1969 yılının bahar başlangıcında Erzurum merkez mahallelerinden Yoncalık’ta doğmuşum. Ben 17 yaşında ayrıldığım Sanayi Mahallesi’ni hatırlıyorum; yürüdüğüm, koştuğum, Kur’an okumayı öğrendiğim, ilk ezan okuduğum, ilk namaz kıldığım, kısacası hayatımın ilklerini yaşadığım yer bu mahalle oldu.

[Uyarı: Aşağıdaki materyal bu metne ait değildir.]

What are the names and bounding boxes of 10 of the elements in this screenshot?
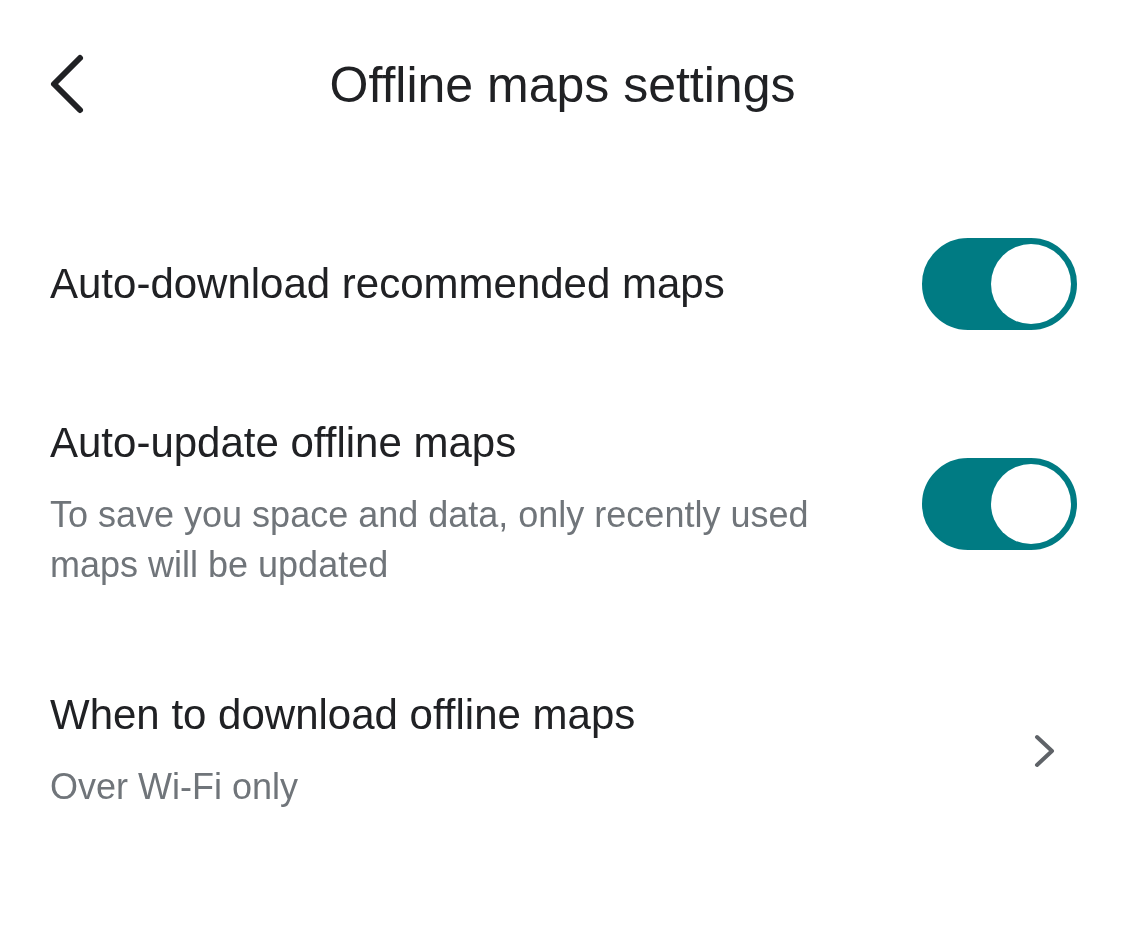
setting-label: Auto-download recommended maps (50, 259, 726, 309)
page-title: Offline maps settings (329, 60, 796, 110)
setting-description: Over Wi-Fi only (50, 765, 299, 809)
setting-row[interactable]: Auto-update offline maps To save you space and data, only recently used maps will be updated (50, 398, 1077, 670)
setting-label: Auto-update offline maps (50, 418, 518, 468)
setting-description: To save you space and data, only recently used maps will be updated (50, 493, 810, 587)
setting-row[interactable]: Auto-download recommended maps (50, 170, 1077, 398)
chevron-right-icon (1033, 733, 1057, 769)
setting-row[interactable]: When to download offline maps Over Wi-Fi only (50, 670, 1077, 892)
setting-label: When to download offline maps (50, 690, 637, 740)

Abdurrahman Şerif Beygu İlkokulu’nu bitirdikten sonra üç yıl Kur’an kursunda eğitim aldım. Erzurum İmam Hatip Lisesi’ni bitirdikten iki yıl sonra 1992 yılında İstanbul Üniversitesi Fen Edebiyat Fakültesi Bilgi Belge Yönetimi’ni kazanıp İstanbul’a geldim. İlk yıl yönetmen Mesut Uçakan beyin yanında sekretaryada görev aldım. İstanbul’u ve film setlerini tanıdım. Kelebekler Sonsuza Uçar ve Ölümsüz Karanfiller sinema filmlerinde kısa roller aldım. Özel radyoların yayın hayatına başladığı 1994 yılının Temmuzunda Moral Fm’de programcı olarak çalışmaya başladım.

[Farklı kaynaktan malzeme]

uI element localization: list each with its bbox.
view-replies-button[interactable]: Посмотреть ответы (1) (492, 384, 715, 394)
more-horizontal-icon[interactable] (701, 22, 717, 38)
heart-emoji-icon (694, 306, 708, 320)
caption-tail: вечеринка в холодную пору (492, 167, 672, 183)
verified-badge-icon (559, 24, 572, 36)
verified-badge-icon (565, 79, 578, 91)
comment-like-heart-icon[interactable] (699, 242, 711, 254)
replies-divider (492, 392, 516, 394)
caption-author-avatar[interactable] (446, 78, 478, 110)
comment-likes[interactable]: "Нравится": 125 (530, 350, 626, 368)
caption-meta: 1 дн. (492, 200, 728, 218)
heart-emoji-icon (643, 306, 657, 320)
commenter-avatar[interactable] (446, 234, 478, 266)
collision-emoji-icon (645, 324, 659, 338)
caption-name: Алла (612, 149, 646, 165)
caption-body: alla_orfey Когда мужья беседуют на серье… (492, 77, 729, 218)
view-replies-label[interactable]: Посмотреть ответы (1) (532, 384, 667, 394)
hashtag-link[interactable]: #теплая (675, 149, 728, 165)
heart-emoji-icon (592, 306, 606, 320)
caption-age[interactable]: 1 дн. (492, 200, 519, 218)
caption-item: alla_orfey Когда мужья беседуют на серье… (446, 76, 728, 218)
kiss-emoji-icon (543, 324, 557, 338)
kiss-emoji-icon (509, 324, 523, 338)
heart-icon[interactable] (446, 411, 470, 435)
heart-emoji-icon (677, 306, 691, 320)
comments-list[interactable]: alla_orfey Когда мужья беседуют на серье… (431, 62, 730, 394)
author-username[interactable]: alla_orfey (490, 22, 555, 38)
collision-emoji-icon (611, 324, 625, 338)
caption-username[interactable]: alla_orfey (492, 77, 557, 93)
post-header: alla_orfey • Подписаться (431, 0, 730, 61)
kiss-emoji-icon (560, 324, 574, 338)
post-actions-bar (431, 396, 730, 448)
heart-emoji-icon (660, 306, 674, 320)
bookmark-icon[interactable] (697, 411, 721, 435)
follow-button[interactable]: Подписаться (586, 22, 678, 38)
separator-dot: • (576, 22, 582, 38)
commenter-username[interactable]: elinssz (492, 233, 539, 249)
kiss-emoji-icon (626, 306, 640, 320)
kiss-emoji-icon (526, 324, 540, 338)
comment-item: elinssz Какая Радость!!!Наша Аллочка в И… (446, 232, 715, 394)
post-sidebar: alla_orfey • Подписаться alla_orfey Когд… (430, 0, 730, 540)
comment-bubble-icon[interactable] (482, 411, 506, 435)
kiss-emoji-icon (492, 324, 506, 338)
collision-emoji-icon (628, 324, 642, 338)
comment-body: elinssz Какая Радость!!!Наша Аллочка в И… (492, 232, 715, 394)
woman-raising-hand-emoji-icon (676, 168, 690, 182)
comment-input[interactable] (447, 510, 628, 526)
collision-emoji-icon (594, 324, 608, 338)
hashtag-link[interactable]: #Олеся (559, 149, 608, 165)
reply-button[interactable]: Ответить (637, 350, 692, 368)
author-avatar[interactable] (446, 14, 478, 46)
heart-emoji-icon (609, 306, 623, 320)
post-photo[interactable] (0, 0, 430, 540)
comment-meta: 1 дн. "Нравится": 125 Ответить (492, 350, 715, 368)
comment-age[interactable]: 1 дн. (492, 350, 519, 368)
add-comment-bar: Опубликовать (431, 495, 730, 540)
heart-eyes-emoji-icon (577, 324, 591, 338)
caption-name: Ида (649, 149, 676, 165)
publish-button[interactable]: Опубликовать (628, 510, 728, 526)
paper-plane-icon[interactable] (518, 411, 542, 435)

2000 yılında hazırladığımız “En Sevgiliye” isimli şiir albümüyle Peygamber Efendimiz (sav)’in saadetli hayatını konu alan 11 albümden oluşan bir seriye başlamış olduk. Nasip olursa 2023 yılının Eylül ayında bu serinin son albümünü çıkarmış olacağız. Evli ve üç çocuk babası, Muhammed Ali’nin de dedesiyim.
Babanız okumanızı çok istemiş ve dedeniz Kur’an-ı Kerim eğitimi almanızda destekçiniz olmuş. Bu durum sizin gelecek profilinizi nasıl şekillendirdi?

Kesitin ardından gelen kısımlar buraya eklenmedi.